In the Rocky Mountain region of the US, nearly every well is hydraulic fracture stimulated to produce commercial volumes of oil and gas. The starting point for designing these treatments is an understanding of the in-situ stress profile. To calculate the in-situ stress profile, one must have an understanding of the mechanical rock properties and the pore pressure variations throughout the wellbore. Pore pressure can be measured in the permeable zones and in-situ stress can be calculated by the modeling of closure stress from pre-fracture pressure testing. But these tests are rarely performed in the nonreservoir rocks above and below the fracture stimulation treatment. The challenge for the stimulation design engineer is to determine the mechanical rock properties in and around the treatment interval. Calculating in-situ stress with the uniaxial strain equation requires the knowledge of Poisson's ratio, Young's modulus, pore pressure, and overburden pressure. Classically, the static Poisson's ratio (PR) and Young's modulus (YMS) are calculated by using the results from a dipole sonic log. However, in most fields, less than 1% of the wells requiring stimulation have dipole sonic data.
In the absence of dipole sonic information, conventional wireline log data can be used to quite effectively calculate mechanical rock properties by using basic petrophysical relationships and artificial neural networks. The composite method to determine mechanical rock properties uses five methods to estimate the compressional slowness (DTC), seven methods to estimate shear slowness (DTS), eight methods to estimate PR, and and nine methods to determine YMS. The composite model PR and YMS are error minimized by a weighted averaging technique that honors the most reliable correlations. The composite modeled PR and YMS values are then used as inputs for a continuous calculation of the minimum horizontal stress (Shmin).
The validation of the new composite model PR and YMS was confirmed in three ways. First, the composite model results are compared to the values determined in the lab from actual core samples. Second, the composite model results were compared to calculations using measured DTC and DTS in wells where dipole sonic tool measurements were recorded across a field in Wyoming. Finally, the composite model results were validated by using stimulation treatment pressure history matches on the Pinedale anticline in southwestern Wyoming. The goal of the composite model is to provide a robust rock property solution with or without sonic log data to eliminate the mechanical rock properties as a variable in fracture stimulation treatment design and history matching.

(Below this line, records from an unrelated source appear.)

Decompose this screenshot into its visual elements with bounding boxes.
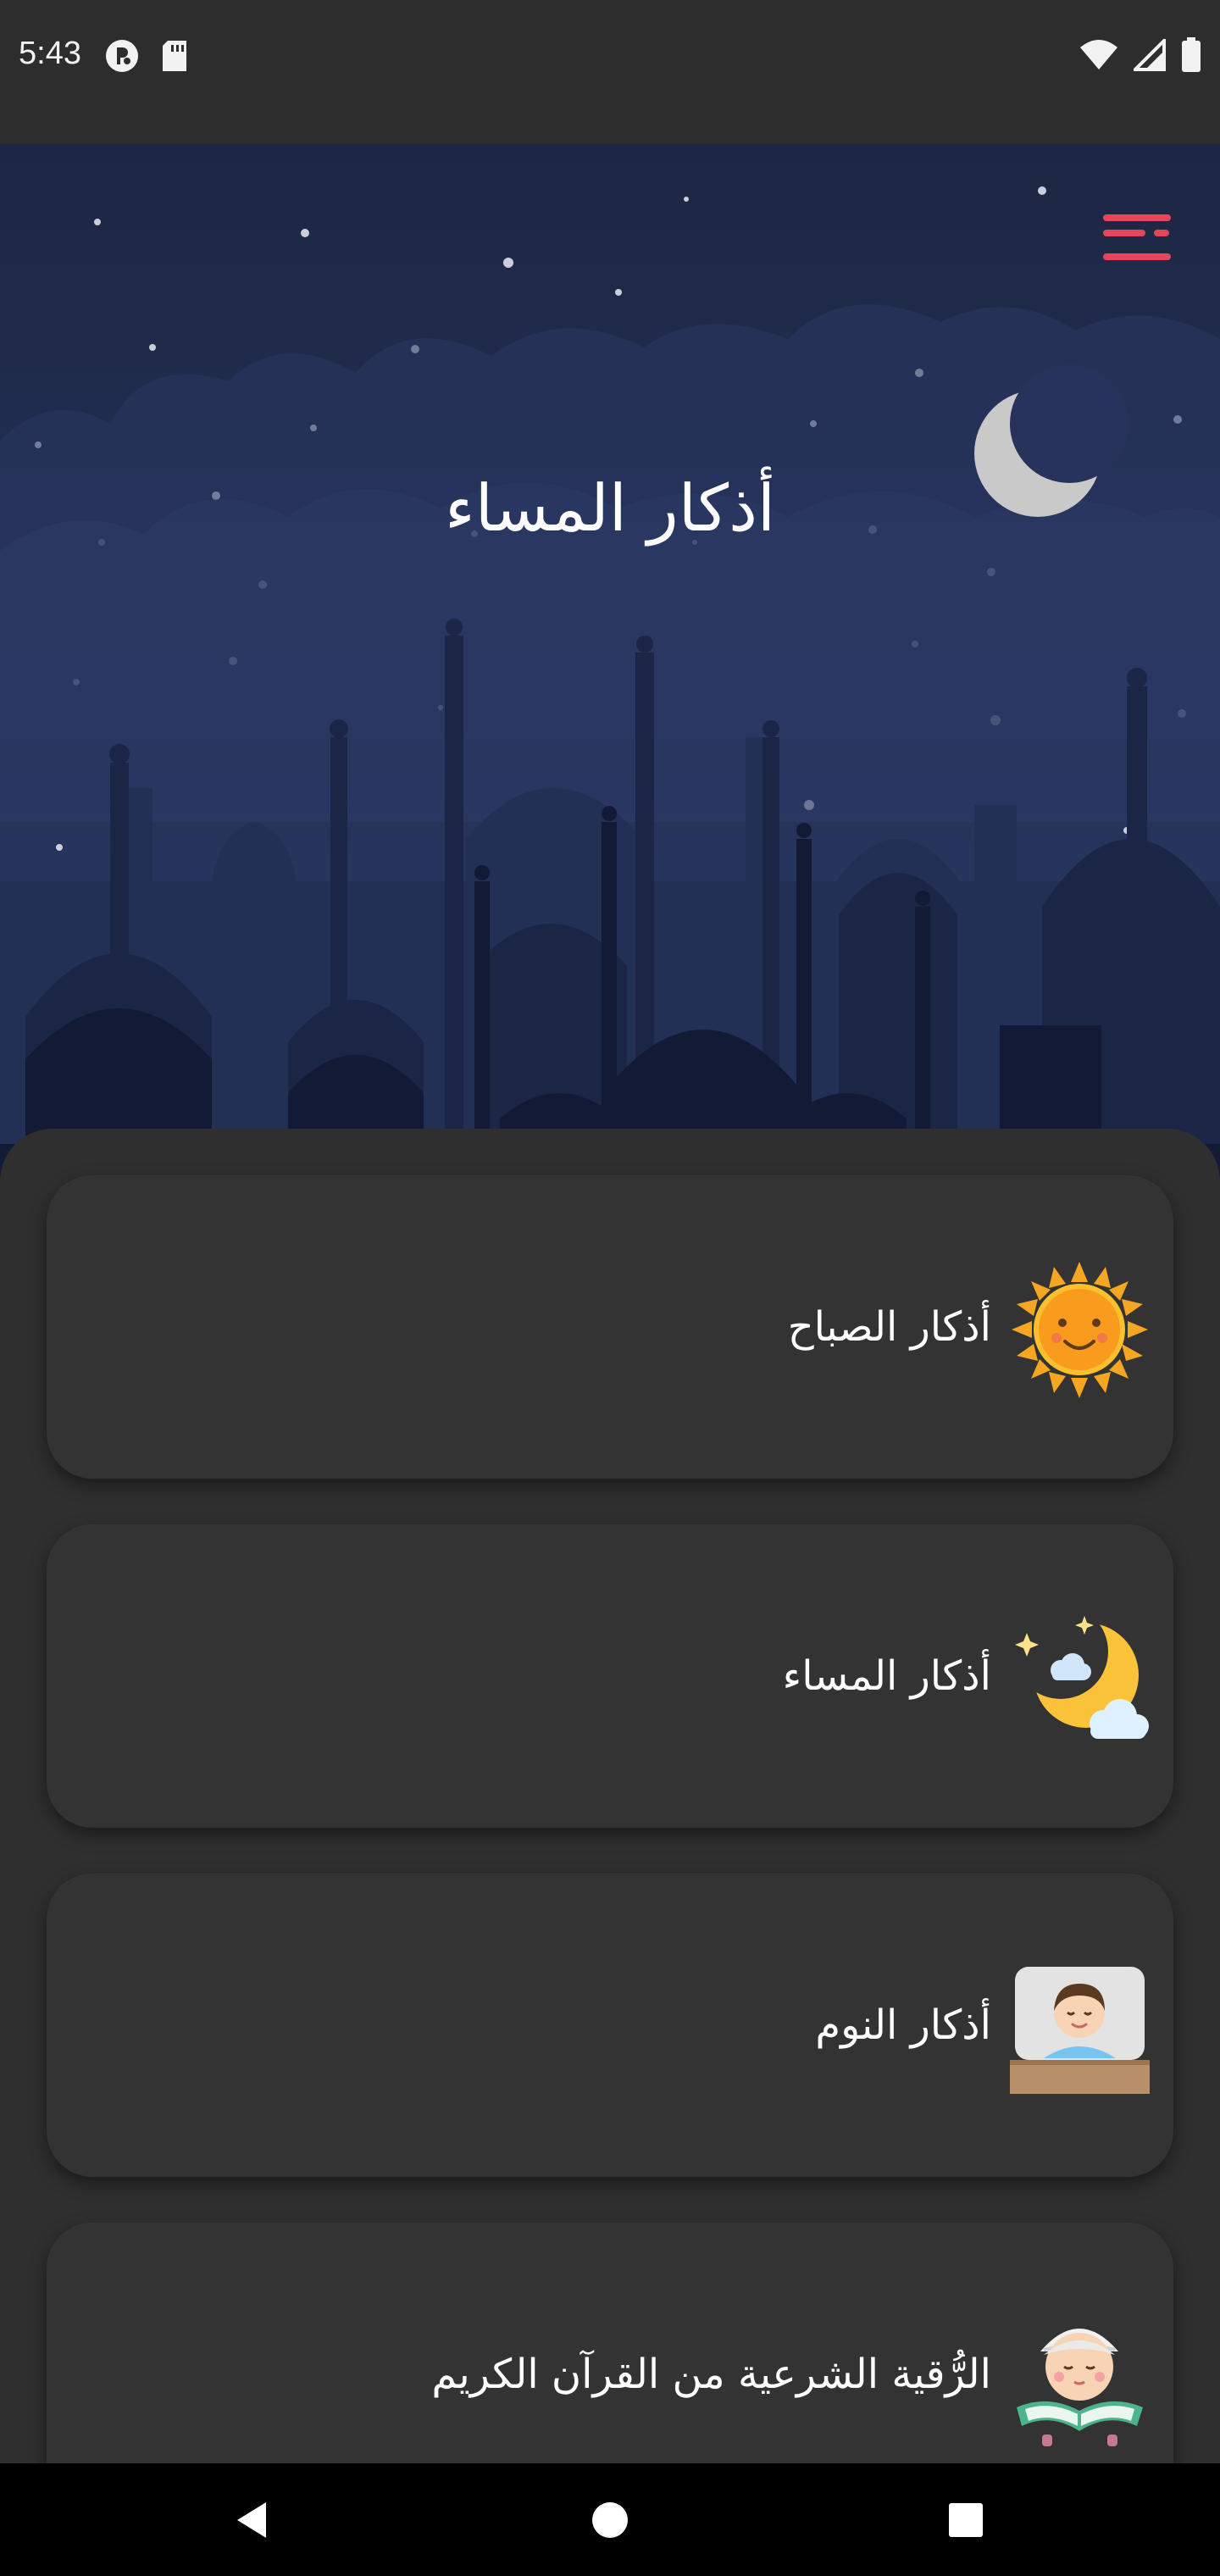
menu-button[interactable]: [1093, 191, 1186, 275]
night-mosque-illustration: [0, 186, 1220, 1178]
status-bar: 5:43: [0, 0, 1220, 144]
menu-icon: [1103, 214, 1171, 260]
boy-reading-quran-icon: [1017, 2329, 1143, 2446]
notification-app-icon: [103, 37, 141, 78]
signal-icon: [1131, 36, 1166, 75]
card-label: أذكار الصباح: [787, 1303, 991, 1351]
sd-card-icon: [159, 37, 190, 78]
back-icon[interactable]: [222, 2490, 281, 2550]
page-title: أذكار المساء: [444, 470, 776, 546]
azkar-list: أذكار الصباح أذكار المساء أذكار النوم ال…: [0, 1129, 1220, 2463]
azkar-card-ruqyah[interactable]: الرُّقية الشرعية من القرآن الكريم: [47, 2223, 1173, 2463]
card-label: أذكار المساء: [782, 1652, 991, 1700]
system-nav-bar: [0, 2463, 1220, 2576]
battery-icon: [1181, 37, 1201, 76]
azkar-card-morning[interactable]: أذكار الصباح: [47, 1175, 1173, 1479]
sleeping-boy-icon: [1010, 1967, 1150, 2094]
status-time: 5:43: [19, 36, 81, 71]
moon-clouds-icon: [1013, 1609, 1149, 1739]
recents-icon[interactable]: [936, 2490, 995, 2550]
azkar-card-sleep[interactable]: أذكار النوم: [47, 1874, 1173, 2177]
home-icon[interactable]: [580, 2490, 640, 2550]
sun-icon: [1012, 1262, 1148, 1398]
card-label: أذكار النوم: [815, 2001, 991, 2049]
card-label: الرُّقية الشرعية من القرآن الكريم: [431, 2351, 991, 2398]
wifi-icon: [1079, 39, 1118, 75]
azkar-card-evening[interactable]: أذكار المساء: [47, 1524, 1173, 1828]
header-banner: أذكار المساء: [0, 144, 1220, 1178]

In the world of hydraulic fracture stimulation modeling, the starting place is always the determination of the mechanical rock properties used to derive the minimum horizontal stress profile. Where does one get such data? In an ideal world, the easy answer is to calculate them by using the compression and shear slowness from a dipole sonic log. In the real world, however, dipole sonic logs are not a common tool included in the typical wireline logging suite. What does one do in the frequent case in which no sonic data is available?
Most stimulation design models have some type of generic table of rock properties, based on a lithologic description or rock type. A stress profile built using this approach can easily lead to gross oversimplification of the stress profile throughout the wellbore. What about using multiple petrophysical relationships and a statistical error minimization approach to estimate the rock properties using conventional wireline log data?